Furnace and cw Ar laser induced solid-phase epitaxial regrowth of SOS films implanted with Si, Si + B, P and P + B ions

Abstract

CVD SOS epitaxial films, 0.15–0.65 μm thick, have been implanted with Si or P ions, with or without an additional 10 20 B/cm 3 implant, and recrystallized in the solid phase by means of furnace annealing (FA) or cw Ar laser irradiation (LI). The films have been analyzed by MeV He + channelling, SIMS, and surface resistance measurements. Room-temperature implanted films had a 30–40 nm thick surface crystal on top of a buried amorphous layer. FA below 700°C produced good-quality single crystals having significantly reduced defect densities compared with the as-deposited state.

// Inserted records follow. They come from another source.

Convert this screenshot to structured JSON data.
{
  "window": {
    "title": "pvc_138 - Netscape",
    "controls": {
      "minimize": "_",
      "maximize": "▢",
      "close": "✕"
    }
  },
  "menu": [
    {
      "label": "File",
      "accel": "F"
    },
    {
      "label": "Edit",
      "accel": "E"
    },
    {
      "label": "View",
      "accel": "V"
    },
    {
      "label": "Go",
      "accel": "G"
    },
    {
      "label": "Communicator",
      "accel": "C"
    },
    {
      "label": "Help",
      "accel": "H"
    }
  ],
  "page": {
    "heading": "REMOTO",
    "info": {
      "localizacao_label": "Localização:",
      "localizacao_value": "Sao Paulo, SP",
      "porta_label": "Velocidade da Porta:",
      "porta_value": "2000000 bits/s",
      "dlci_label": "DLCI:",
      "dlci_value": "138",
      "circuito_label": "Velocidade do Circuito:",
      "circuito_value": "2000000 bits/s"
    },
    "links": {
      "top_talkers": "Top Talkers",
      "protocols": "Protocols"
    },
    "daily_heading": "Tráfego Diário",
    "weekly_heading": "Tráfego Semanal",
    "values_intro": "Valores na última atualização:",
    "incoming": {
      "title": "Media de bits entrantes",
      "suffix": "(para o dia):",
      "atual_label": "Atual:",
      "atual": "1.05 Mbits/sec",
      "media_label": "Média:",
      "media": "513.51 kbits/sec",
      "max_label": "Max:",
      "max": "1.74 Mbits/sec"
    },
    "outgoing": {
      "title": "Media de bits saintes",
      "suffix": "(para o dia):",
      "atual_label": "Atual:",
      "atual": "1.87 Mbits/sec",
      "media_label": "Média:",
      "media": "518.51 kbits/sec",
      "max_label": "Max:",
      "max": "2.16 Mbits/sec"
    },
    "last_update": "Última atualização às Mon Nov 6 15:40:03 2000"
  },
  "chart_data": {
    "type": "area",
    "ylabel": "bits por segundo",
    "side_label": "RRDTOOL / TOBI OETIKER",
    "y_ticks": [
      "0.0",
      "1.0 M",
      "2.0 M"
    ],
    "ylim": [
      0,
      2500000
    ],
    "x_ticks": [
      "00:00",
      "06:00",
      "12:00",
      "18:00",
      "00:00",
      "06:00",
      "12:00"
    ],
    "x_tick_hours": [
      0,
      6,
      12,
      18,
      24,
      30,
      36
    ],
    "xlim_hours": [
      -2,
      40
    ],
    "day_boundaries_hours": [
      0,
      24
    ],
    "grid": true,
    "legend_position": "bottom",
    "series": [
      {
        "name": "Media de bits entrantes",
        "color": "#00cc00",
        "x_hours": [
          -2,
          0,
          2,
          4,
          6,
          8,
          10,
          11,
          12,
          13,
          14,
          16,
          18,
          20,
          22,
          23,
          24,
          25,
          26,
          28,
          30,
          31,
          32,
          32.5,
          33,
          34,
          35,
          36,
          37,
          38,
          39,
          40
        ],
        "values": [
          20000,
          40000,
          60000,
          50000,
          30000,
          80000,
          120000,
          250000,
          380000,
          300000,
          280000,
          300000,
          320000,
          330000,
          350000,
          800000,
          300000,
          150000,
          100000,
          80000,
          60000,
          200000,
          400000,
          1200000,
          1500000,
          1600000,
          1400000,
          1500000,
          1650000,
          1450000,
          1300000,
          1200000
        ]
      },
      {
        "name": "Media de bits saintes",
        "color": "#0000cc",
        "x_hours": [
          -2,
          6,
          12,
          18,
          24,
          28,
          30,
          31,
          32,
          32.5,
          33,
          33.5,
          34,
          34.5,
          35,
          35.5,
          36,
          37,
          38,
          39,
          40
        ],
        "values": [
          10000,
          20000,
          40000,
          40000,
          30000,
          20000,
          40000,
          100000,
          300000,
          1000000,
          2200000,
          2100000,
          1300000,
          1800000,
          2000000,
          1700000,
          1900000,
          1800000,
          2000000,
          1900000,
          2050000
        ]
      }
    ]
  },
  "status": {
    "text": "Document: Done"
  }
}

Results are given on the influence of the angle of incidence of the ion beam, the implantation and the annealing temperatures, and the initial crystal quality of the Si surface upon the final quality of the regrown layers. After LI, ⩽ 0.2 μm thick films became single-crystalline, but were more defective than CVD SOS. Films ⩾ 0.4 μm thick developed a buried polycrystalline layer beneath a surface single-crystal layer of comparable thickness. The additional B implant had no apparent effect on the crystal quality of the thinner layers, while slowing down the epitaxial regrowth of the thicker layers. Implanted and either furnace or laser recrystallized layers contained Al, a small fraction of which was electrically active. The peak Al atomic concentration was ≈10 18 Al/cm 3 at the sapphire interface.